Create an auto scaling group
Create an auto scaling group and apply the tag elastic-ip-manager-pool
to all the instances:
AutoScalingGroup:
Type: AWS::AutoScaling::AutoScalingGroup
Properties:
...
Tags:
- Key: elastic-ip-manager-pool
Value: bastion
PropagateAtLaunch: true
The manager will automatically associate elastic IP addresses to instance tagged with elastic-ip-manager-pool
.
It will not do anything on instances without the tag elastic-ip-manager-pool
.
That is all.
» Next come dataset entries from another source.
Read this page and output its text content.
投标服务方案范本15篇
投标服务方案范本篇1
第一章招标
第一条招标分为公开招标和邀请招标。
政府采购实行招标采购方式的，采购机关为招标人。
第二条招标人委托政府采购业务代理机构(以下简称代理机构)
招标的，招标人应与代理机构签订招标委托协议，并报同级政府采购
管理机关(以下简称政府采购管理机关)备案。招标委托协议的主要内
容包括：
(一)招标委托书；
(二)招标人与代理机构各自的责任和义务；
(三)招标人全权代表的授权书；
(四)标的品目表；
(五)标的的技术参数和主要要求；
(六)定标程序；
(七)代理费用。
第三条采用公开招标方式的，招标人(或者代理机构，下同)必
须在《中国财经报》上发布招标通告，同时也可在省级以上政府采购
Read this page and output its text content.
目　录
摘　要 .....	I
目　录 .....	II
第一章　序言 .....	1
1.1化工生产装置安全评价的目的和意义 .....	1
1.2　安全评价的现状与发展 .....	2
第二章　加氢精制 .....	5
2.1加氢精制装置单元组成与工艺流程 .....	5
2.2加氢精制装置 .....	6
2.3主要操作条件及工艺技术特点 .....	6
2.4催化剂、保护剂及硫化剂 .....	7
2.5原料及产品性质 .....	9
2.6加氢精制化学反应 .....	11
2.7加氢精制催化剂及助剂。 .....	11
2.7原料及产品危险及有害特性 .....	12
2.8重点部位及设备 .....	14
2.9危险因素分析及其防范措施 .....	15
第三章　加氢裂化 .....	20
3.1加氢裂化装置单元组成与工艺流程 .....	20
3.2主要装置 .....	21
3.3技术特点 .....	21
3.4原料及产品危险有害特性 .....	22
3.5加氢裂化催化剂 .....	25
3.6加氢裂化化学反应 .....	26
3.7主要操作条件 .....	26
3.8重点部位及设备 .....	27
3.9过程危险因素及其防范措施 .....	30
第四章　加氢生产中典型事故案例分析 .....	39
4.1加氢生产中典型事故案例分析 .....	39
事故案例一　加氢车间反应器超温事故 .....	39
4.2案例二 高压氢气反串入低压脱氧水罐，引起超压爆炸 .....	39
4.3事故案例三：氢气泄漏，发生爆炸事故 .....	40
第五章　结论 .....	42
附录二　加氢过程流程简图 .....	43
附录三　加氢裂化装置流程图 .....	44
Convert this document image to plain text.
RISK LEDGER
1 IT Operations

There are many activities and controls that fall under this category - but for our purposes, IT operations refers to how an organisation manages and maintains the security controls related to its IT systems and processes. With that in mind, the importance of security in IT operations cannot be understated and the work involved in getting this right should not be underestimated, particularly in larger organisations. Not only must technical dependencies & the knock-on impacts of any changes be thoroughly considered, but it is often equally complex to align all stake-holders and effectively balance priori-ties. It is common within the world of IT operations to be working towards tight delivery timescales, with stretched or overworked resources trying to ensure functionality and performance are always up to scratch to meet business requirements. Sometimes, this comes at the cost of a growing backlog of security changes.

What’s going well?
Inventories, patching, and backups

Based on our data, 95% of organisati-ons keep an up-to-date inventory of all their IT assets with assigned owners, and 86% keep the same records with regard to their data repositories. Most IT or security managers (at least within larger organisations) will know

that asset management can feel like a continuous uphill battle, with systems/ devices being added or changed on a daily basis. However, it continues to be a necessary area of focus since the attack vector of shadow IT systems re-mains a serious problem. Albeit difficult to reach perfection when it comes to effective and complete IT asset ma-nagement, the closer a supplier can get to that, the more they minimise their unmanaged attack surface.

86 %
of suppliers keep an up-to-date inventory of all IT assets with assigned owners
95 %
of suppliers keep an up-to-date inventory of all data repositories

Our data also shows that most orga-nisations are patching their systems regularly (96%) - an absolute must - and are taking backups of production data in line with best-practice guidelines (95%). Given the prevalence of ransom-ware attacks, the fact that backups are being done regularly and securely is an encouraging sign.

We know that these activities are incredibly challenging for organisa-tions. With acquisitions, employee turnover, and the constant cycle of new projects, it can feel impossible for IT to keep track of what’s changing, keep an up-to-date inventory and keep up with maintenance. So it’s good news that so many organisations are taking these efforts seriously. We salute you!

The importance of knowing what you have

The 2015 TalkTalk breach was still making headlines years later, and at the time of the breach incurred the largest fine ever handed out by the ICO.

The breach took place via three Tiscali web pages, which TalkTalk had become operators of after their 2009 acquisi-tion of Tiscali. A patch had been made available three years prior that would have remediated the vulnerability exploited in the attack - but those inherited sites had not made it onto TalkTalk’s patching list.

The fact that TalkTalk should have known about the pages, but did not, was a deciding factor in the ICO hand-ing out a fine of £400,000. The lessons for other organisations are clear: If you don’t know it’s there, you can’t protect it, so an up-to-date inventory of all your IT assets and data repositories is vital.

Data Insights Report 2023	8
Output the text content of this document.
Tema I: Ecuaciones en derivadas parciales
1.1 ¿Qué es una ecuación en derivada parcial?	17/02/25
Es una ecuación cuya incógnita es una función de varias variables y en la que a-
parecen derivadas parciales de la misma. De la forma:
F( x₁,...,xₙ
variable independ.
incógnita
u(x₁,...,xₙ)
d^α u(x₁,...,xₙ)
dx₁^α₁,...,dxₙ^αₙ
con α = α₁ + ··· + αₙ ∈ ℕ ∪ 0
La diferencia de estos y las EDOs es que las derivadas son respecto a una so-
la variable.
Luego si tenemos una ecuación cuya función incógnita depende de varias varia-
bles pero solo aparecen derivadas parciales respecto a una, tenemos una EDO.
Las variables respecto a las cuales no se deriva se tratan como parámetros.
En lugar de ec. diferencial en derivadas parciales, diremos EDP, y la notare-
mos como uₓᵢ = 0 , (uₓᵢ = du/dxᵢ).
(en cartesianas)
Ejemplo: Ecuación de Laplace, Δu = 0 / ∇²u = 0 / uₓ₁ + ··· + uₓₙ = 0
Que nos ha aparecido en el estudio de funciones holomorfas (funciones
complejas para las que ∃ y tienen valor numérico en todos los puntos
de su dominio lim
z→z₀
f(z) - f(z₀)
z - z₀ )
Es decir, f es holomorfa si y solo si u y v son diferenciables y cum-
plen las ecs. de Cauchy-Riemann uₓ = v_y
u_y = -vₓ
If you want to see it all in action, deploy the demo.
Deploy the demo
In order to deploy the demo, type:
read -p "vpc id: " VPC_ID
read -p "subnet ids: " SUBNET_IDS
aws cloudformation create-stack
--capabilities CAPABILITY_NAMED_IAM
--stack-name elastic-ip-manager-demo
--template-body file://./cloudformation/demo-stack.yaml
--parameter Name=VPC,Value=$VPC_ID Name=Subnets,Value=$SUBNET_IDS
aws cloudformation wait stack-create-complete --stack-name elastic-ip-manager-demo
Alternatives
There are two alternative solutions to achieve the same functionality:
* use a network load balancer
* or associate an address on instance startup
In my use case, I did not want to spent money on keeping an NLB running nor give the instance the permission to associate an EIP to itself.
Conclusion
With the elastic IP manager and the CloudFormation tag provider, you can dynamically associate EIP addresses with auto scaling group instances.
If you are looking for binding static private IP addresses, you can use the EC2 network interface manager.